這段代碼看起來已經能夠很好地解決我們的需求了，但是有一個問題，如果作業異常重啓的話，Cache中的狀態就都丟失了。因此這種方式還需要再加一些邏輯，可以通過實現CheckpointedFunction接口，在snapshotState和initializeState的時候，對Cache中的數據進行保存和恢復。

這裏就不展開具體代碼了，我們直接看一下如何通過Window實現去重。

大致思路是這樣的，首先通過keyBy操作，把相同ID的數據發往下游同一個節點；下游窗口保存並處理數據，只發送一條數據到下游。

這裏有兩個關鍵點：

窗口的大小與數據重複的時間跨度有關；
窗口的狀態不需要也不應該保存所有數據，只需要保存一條即可；

代碼示意如下：

DataStream input = ...;

input
.keyBy(...)
.timeWindow(Time.minutes(2))
.reduce(new ReduceFunction<String>() {
public String reduce(String s, String t1) throws Exception {
return s;
}
})

這個實現看起來簡單有效，但是有兩個問題：

第一個問題，Tumbling Window的窗口劃分是和窗口大小對齊的，和我們的預期並不符。

如上2min的窗口劃分產生的窗口類似於[00: 00, 00: 02), [00: 02, 00: 04) ...。如果某條消息在00: 01到達，那麼1min之後該窗口就會觸發計算。這樣數據重複檢測的時間跨度就縮小爲了1min，這樣會影響去重的效果。

這個問題我們可以通過Session Window來解決，比如ProcessingTimeSessionWindows.withGap(Time.minutes(2))。

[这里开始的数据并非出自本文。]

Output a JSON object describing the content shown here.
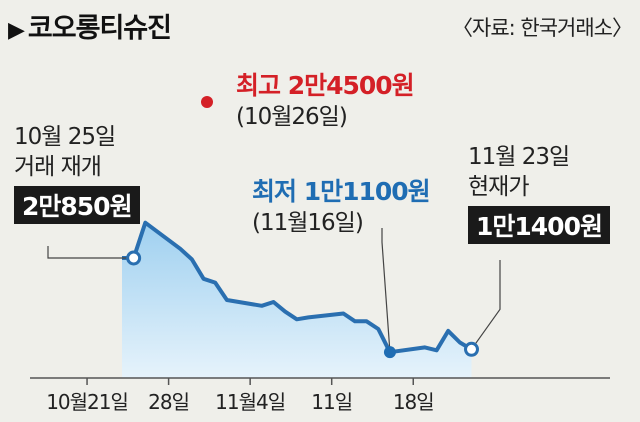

不過這裏的2min表示的是“如果間隔2min沒有重複數據到達的話，則判定爲後續沒有重複數據”，和上面timeWindow的參數表示的含義是不同的。

第二個問題，由於需要等窗口結束的時候才觸發計算，從而導致了數據發送到下游的延遲較大。

這個可以通過自定義Trigger來解決，當第一條消息到達的時候，就觸發計算，且後續不再觸發新的計算。

修改後的代碼示意如下：

DataStream input = ...;

input
.keyBy(...)
.window(ProcessingTimeSessionWindows.withGap(Time.minutes(2)))
.trigger(new DedupTrigger(Time.minutes(2).toMilliseconds()))
.reduce(new ReduceFunction<String>() {
public String reduce(String s, String t1) throws Exception {
return s;
}
})

public class DedupTrigger extends Trigger<Object, TimeWindow> {
long sessionGap;
public DedupTrigger(long sessionGap) {
this.sessionGap = sessionGap;
}

public TriggerResult onElement(Object element, long timestamp, TimeWindow window, TriggerContext ctx) throws Exception {
// 如果窗口大小和session gap大小相同，則判斷爲第一條數據；
if (window.getEnd() - window.getStart() == sessionGap) {
return TriggerResult.FIRE;
}
return TriggerResult.CONTINUE;
}

public TriggerResult onProcessingTime(long time, TimeWindow window, TriggerContext ctx) throws Exception {
return TriggerResult.CONTINUE;
}

public TriggerResult onEventTime(long time, TimeWindow window, TriggerContext ctx) throws Exception {
return TriggerResult.CONTINUE;
}

public void clear(TimeWindow window, TriggerContext ctx) throws Exception {
}

public boolean canMerge() {
return true;
}

public void onMerge(TimeWindow window, OnMergeContext ctx) throws Exception {
}
}

說明一下，這裏是通過判斷窗口大小是否和Session Gap大小相同來判斷是否爲第一條數據的，這是因爲第二條消息到達後，窗口Merge會導致窗口變大。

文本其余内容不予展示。